People told us that restraint and seclusion were not used very often. One person explained that restraint had never been used with him, "because the staff know how to calm me down."

One of the people we spoke with told us he (along with another service user) was a patient representative. He told us they spoke to the unit managers to bring about improvements to the service. People using the service also told us that an ex service user came in every week to advocate of behalf of the people who use the service. We were told he saw people individually or in groups. The advocate attended the weekly 'community meeting' on both units.

Another person told us that the new unit manager was very good and had made significant improvements to the service. He told us, "he has turned this place around and he’s turned me around too. Everyone knows where they stand with him which is good. He’s always gone out of his way to come and talk to me and find out what I think about this place."

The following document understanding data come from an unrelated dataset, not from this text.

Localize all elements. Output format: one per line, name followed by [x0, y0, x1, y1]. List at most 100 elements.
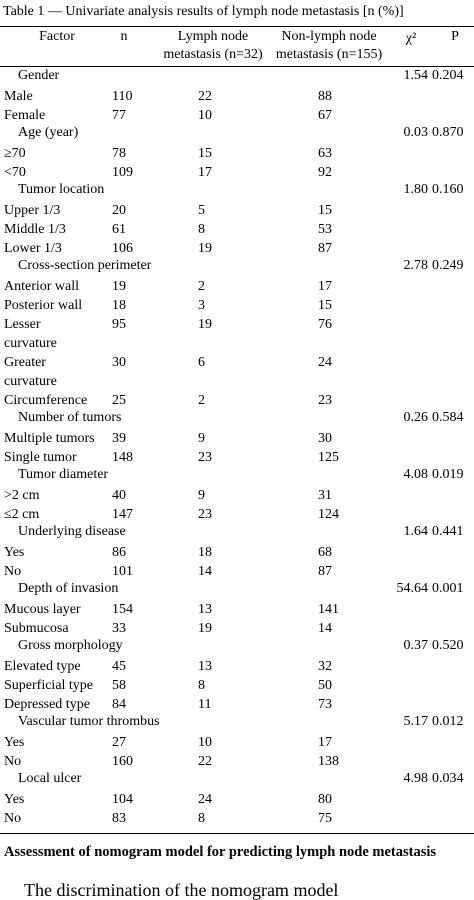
p-value: 0.520 [432, 638, 464, 653]
lymph-value: 2 [198, 393, 205, 408]
n-value: 58 [112, 678, 126, 693]
n-value: 95 [112, 317, 126, 332]
n-value: 148 [112, 450, 133, 465]
lymph-value: 19 [198, 317, 212, 332]
p-value: 0.001 [432, 581, 464, 596]
nonlymph-value: 75 [318, 811, 332, 826]
factor-label: ≥70 [4, 146, 26, 161]
p-value: 0.870 [432, 125, 464, 140]
lymph-value: 8 [198, 811, 205, 826]
header: Non-lymph node [281, 29, 377, 44]
nonlymph-value: 24 [318, 355, 332, 370]
group-label: Vascular tumor thrombus [18, 714, 160, 729]
p-value: 0.012 [432, 714, 464, 729]
chi2-value: 4.98 [403, 771, 429, 786]
p-value: 0.160 [432, 182, 464, 197]
p-value: 0.204 [432, 68, 464, 83]
nonlymph-value: 30 [318, 431, 332, 446]
chi2-value: 4.08 [403, 467, 429, 482]
paragraph: The discrimination of the nomogram model [24, 880, 339, 900]
factor-label: Circumference [4, 393, 88, 408]
factor-label: Middle 1/3 [4, 222, 66, 237]
n-value: 101 [112, 564, 133, 579]
lymph-value: 19 [198, 241, 212, 256]
factor-label: Greater curvature [4, 355, 57, 389]
n-value: 33 [112, 621, 126, 636]
chi2-value: 2.78 [403, 258, 429, 273]
group-label: Underlying disease [18, 524, 126, 539]
factor-label: No [4, 811, 22, 826]
factor-label: Anterior wall [4, 279, 80, 294]
group-label: Tumor diameter [18, 467, 109, 482]
factor-label: Single tumor [4, 450, 77, 465]
nonlymph-value: 141 [318, 602, 339, 617]
chi2-value: 0.37 [403, 638, 429, 653]
nonlymph-value: 67 [318, 108, 332, 123]
factor-label: Upper 1/3 [4, 203, 61, 218]
lymph-value: 6 [198, 355, 205, 370]
factor-label: Lesser curvature [4, 317, 57, 351]
n-value: 147 [112, 507, 133, 522]
nonlymph-value: 23 [318, 393, 332, 408]
n-value: 61 [112, 222, 126, 237]
nonlymph-value: 80 [318, 792, 332, 807]
lymph-value: 22 [198, 754, 212, 769]
n-value: 77 [112, 108, 126, 123]
nonlymph-value: 138 [318, 754, 339, 769]
factor-label: Female [4, 108, 46, 123]
n-value: 78 [112, 146, 126, 161]
header: χ² [405, 31, 417, 46]
nonlymph-value: 31 [318, 488, 332, 503]
lymph-value: 5 [198, 203, 205, 218]
n-value: 84 [112, 697, 126, 712]
nonlymph-value: 50 [318, 678, 332, 693]
factor-label: Yes [4, 735, 25, 750]
chi2-value: 54.64 [396, 581, 429, 596]
nonlymph-value: 14 [318, 621, 332, 636]
n-value: 154 [112, 602, 133, 617]
chi2-value: 5.17 [403, 714, 429, 729]
n-value: 110 [112, 89, 133, 104]
lymph-value: 2 [198, 279, 205, 294]
n-value: 109 [112, 165, 133, 180]
chi2-value: 0.26 [403, 410, 429, 425]
p-value: 0.019 [432, 467, 464, 482]
n-value: 40 [112, 488, 126, 503]
factor-label: Lower 1/3 [4, 241, 62, 256]
lymph-value: 9 [198, 431, 205, 446]
nonlymph-value: 125 [318, 450, 339, 465]
nonlymph-value: 17 [318, 735, 332, 750]
factor-label: <70 [4, 165, 26, 180]
nonlymph-value: 15 [318, 203, 332, 218]
group-label: Number of tumors [18, 410, 122, 425]
n-value: 106 [112, 241, 133, 256]
lymph-value: 8 [198, 678, 205, 693]
n-value: 25 [112, 393, 126, 408]
chi2-value: 0.03 [403, 125, 429, 140]
group-label: Gross morphology [18, 638, 123, 653]
lymph-value: 3 [198, 298, 205, 313]
p-value: 0.249 [432, 258, 464, 273]
header: P [451, 29, 459, 44]
group-label: Cross-section perimeter [18, 258, 152, 273]
nonlymph-value: 87 [318, 241, 332, 256]
p-value: 0.584 [432, 410, 464, 425]
factor-label: Yes [4, 545, 25, 560]
n-value: 104 [112, 792, 133, 807]
nonlymph-value: 88 [318, 89, 332, 104]
n-value: 45 [112, 659, 126, 674]
factor-label: Submucosa [4, 621, 69, 636]
chi2-value: 1.64 [403, 524, 429, 539]
p-value: 0.441 [432, 524, 464, 539]
lymph-value: 23 [198, 450, 212, 465]
factor-label: No [4, 754, 22, 769]
n-value: 86 [112, 545, 126, 560]
nonlymph-value: 68 [318, 545, 332, 560]
factor-label: Male [4, 89, 33, 104]
nonlymph-value: 87 [318, 564, 332, 579]
header: Lymph node [177, 29, 249, 44]
chi2-value: 1.80 [403, 182, 429, 197]
factor-label: Multiple tumors [4, 431, 95, 446]
nonlymph-value: 92 [318, 165, 332, 180]
rule [0, 66, 474, 67]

1st January 1970 - During a routine inspection pdf icon

We rated Cygnet Hospital Clifton as requires improvement because:

  • Staff did not always treat patients with kindness and compassion. This was confirmed in interviews with patients and our review of hospital records. We frequently saw staff responding to patients requests for assistance, rather than approaching patients to initiate contact and support.
  • Staff practices did not ensure that risks to patients were always minimised. This was demonstrated in failures to maintain checks of emergency equipment, undertake prescribed observations, and monitor patients following the administration of rapid tranquilisation.
  • Communication practices were poor. This was confirmed in interviews with staff and patients. We saw an example of how information poorly communicated between staff led to gaps in care. Patients reported that staff did not keep them informed of changes occurring in the service and inform them of planned visitors to the wards.
  • Staff did not always keep accurate and complete records of the care and treatment provided to patients. This included patients being cared for in seclusion. 
  • Staff reported short staffing, low morale, and an unhappy staff team. Staff were concerned about high staff turnover rates, the suitability of training provided for their roles, and maintaining professional staff and patient boundaries. Patients reported experiencing delays when they required staff support to move around the hospital.
  • Staff completion rates for Mental Health Act and Mental Capacity Act training were low. Some staff identified a need to receive training in these areas, and others believed the training offered was not sufficient for their roles.
  • Management systems were not embedded to ensure that all staff were aware of, and understood lessons learned as the result of the investigation of incidents and complaints. Staff reported their experience of this was poor, and examples of good practice were not embedded in the service.
  • Despite the new providers improvement plan, transition to existing governance structures, and additional senior and multi-disciplinary staff, change at the service had not sufficiently embedded to demonstrate safe and effective care.

However:

  • There was evidence of investment into the service from the new provider. This included changes to the hospital environment to improve safety, establishing a new senior staff team, the recruitment of additional staff, and an overarching action plan of improvement in all clinical areas.
  • Staff completed risk assessments for the hospital environment and individual patients. Resulting plans from these assessments contributed to reducing restrictive practices for patients.
  • Staff assessed the physical and mental health of all patients on admission. Interviews with patients confirmed that staff supported them with their physical health and encouraged them to live healthier lives.
  • Staff supported patients to access activities inside and outside of the hospital. This included voluntary work, education, and community support for patients with protected characteristics. Patients could also contribute to decisions about the service by contributing to staff recruitment practices and a People’s Council.